Son dönem trendi olan konulara bir bakalım. Birinci konu siyaset ise ikincisi de nasıl kilo verilir ya da doğru beslenme alışkanlıklarımızın yeniden yapılandırılması nasıl olur konusudur.
Gün geçmiyor ki, ne yemeliyiz ve de nasıl yemeliyiz ile ilgili bir bilgi ortalıkta olmasın. Bu konular tekrar tekrar TV’lerde ve yazılı görsel basında yer almaktadır.

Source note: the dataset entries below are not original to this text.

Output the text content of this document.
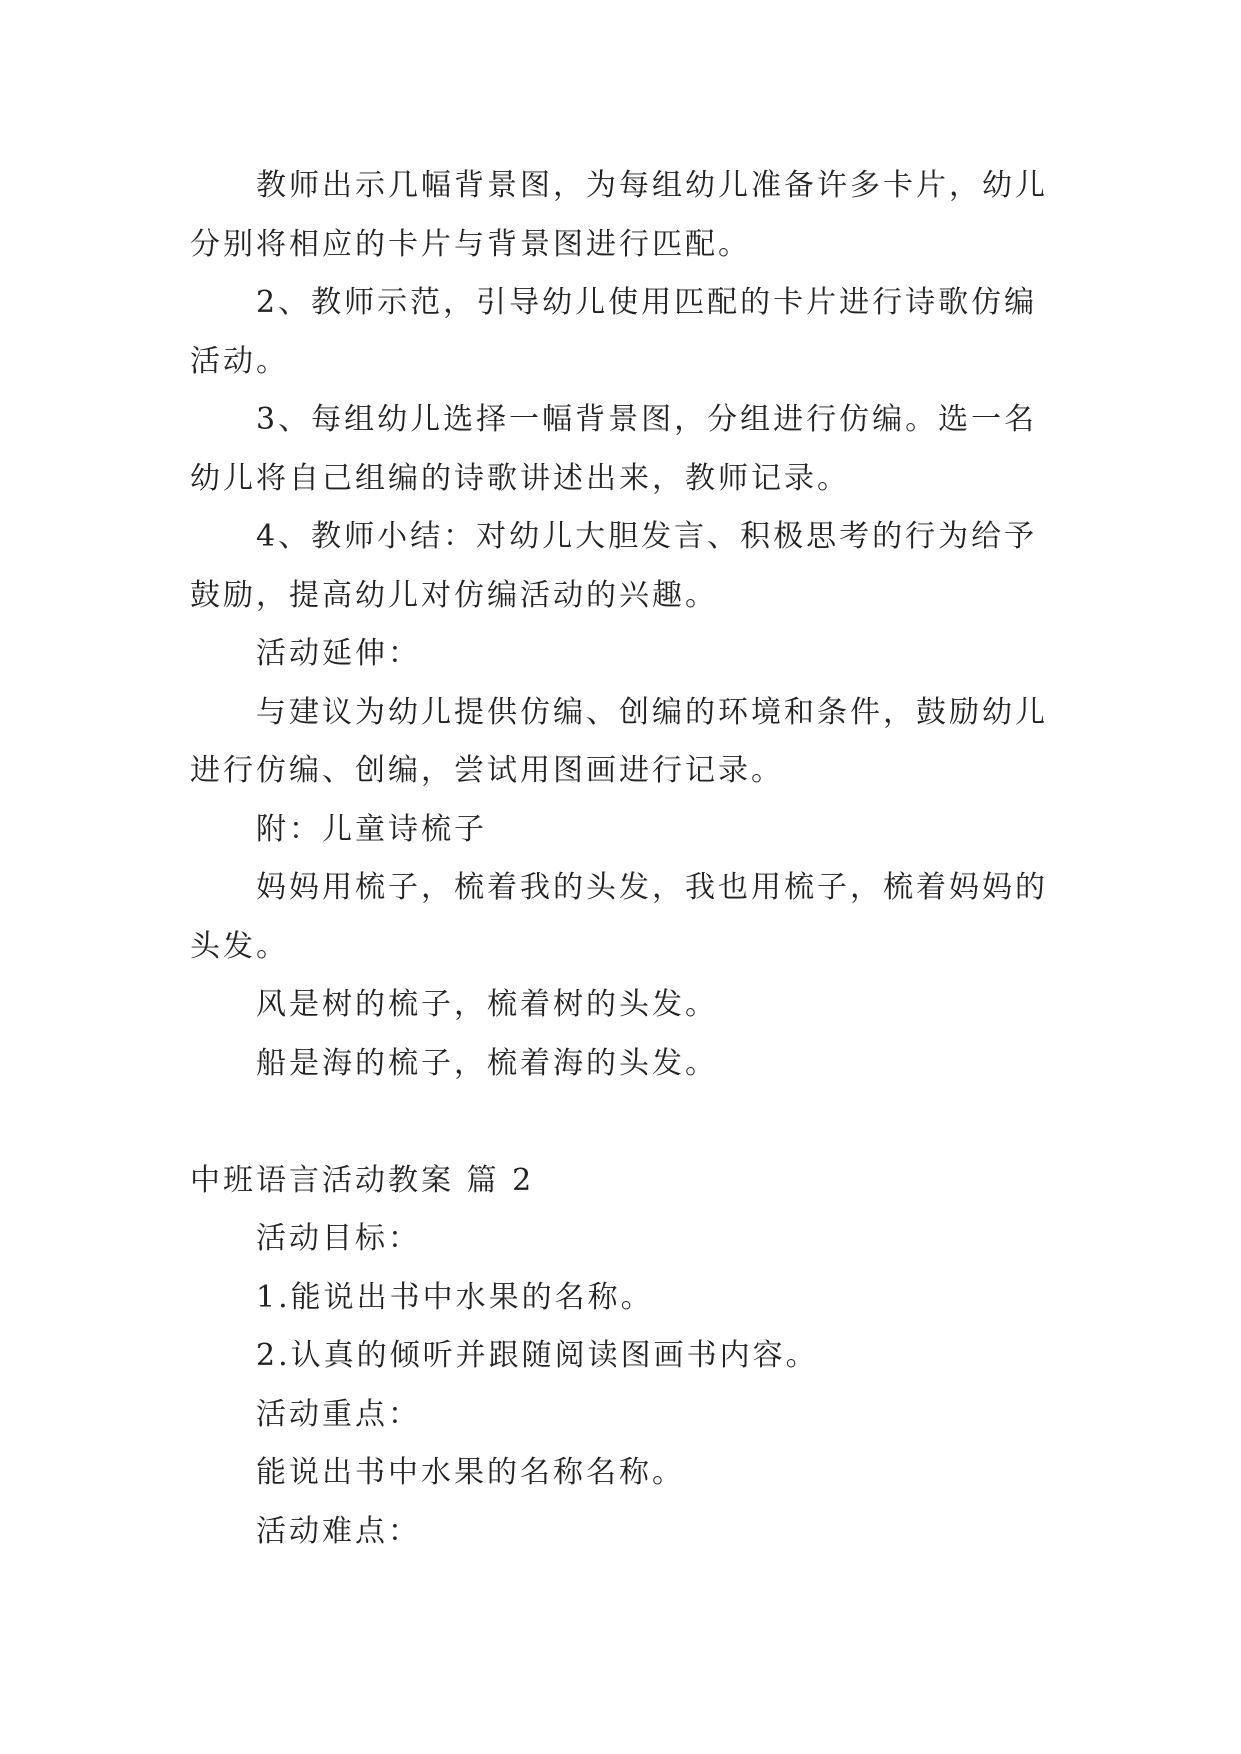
教师出示几幅背景图，为每组幼儿准备许多卡片，幼儿
分别将相应的卡片与背景图进行匹配。
2、教师示范，引导幼儿使用匹配的卡片进行诗歌仿编
活动。
3、每组幼儿选择一幅背景图，分组进行仿编。选一名
幼儿将自己组编的诗歌讲述出来，教师记录。
4、教师小结：对幼儿大胆发言、积极思考的行为给予
鼓励，提高幼儿对仿编活动的兴趣。
活动延伸：
与建议为幼儿提供仿编、创编的环境和条件，鼓励幼儿
进行仿编、创编，尝试用图画进行记录。
附：儿童诗梳子
妈妈用梳子，梳着我的头发，我也用梳子，梳着妈妈的
头发。
风是树的梳子，梳着树的头发。
船是海的梳子，梳着海的头发。
中班语言活动教案 篇 2
活动目标：
1.能说出书中水果的名称。
2.认真的倾听并跟随阅读图画书内容。
活动重点：
能说出书中水果的名称名称。
活动难点：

Beslenme sorunlarımız olduğu ve bugüne kadar iyi beslenemediğimiz sürekli bize hatırlatılmaktadır.
Lakin sebze ve doğal gıdalardaki kalite ve genleriyle oynanan GDO’ lu ürün dediğimiz yiyecek kavramından pek bahsedilmemektedir, özel bilgilendirmeler hariç…
Her tür besinin yaz kış turfanda olarak kullanılması zaten başlı başına vitamin kayıplarına ve besinlerden elde edeceğimiz sağlıklı enerjinin düşmesine sebep olmaktadır. Lezzet ve tad duygumuzun da yeniden yapılanmaya kuvvetle ihtiyacı var.
O ne öyle! ağzımızın tadı hiç kalmadı gibi bir şey.
!980 öncesi her sebze ve meyve mevsiminde yenmekteydi. Acaba yine o günlere dönmek çok mu zor.?
Kış sebzeleri ve meyveleri , yaz sebzeleri ve meyveleri…
Her türlü yiyecek her an gözünüzün önünde görünce almak zorunda hissedebiliriz.
Bir bakıyorsunuz kışın ortada olmaması gereken domates, salatalık bile raflarda yerini almışlar. Ama ne tadları, ne kokuları sahici değil.
Alışveriş yaparken mevsim harici satılan meyve ve sebzeleri almasak, raflarda kalsalar…
O patlıcanlar , kabaklar, biberler, hele birde çilekler.!
Gerçekten insana, gençlere, bebeklere yazık oluyor. Turfanda olarak yetiştirilen bu
cansız canlılar bizi sağlığımızdan ediyor.
Doğru dürüst beslenebilmek adına ve vitamin dengemizi korumak için, mevsimsiz yetiştirilen bu tür yiyeceklere hayır diyelim…
Eğer biz tepkimizi doğru dürüst ortaya getirirsek ve satın almazsak, belki bu düzeni bozulmuş yiyecek katliamına bir dur diyebiliriz.
Buradan hareketle değişmek istediğim konu değişim nasıl gerçekleştirilir. Yalnız değişim, değişmeniz gerektiğini bilmekle olmaz, en derin duygusal düzeyde değişmek zorunda olduğunuzu bilmekle olur.
Eğer bir değişikliği gerçekleştirmeyi birkaç kere denemiş, başaramamışsanız, demek ki değişme gerektiren acı yeterince yoğun değilmiş, eşiğe varamamışsınız demektir.
Bir bilimsel veriye göre her değişikliğin %20 si nasıl’ı bilmekle ilgili, geri kalan %80 ise niçin ile ilgiliymiş.
Eğer değişmekle ilgili yeterince güçlü nedenler bulursak, yıllardır değiştiremediğimiz şeyi bir anda bile değiştirebiliriz. Kendinize yaratacağınız en büyük destek dıştan değil içten gelen istektir.
Kendi gözümüzde kendimizi nasıl görüyorsak, o görüntüye uymadığımız zaman hareketlerimizle kimliğimiz arasındaki uçurum bizi değişiklik yapmaya iter.
Bana iç ruh güzelliği ver, dış ve iç insan bir olsun.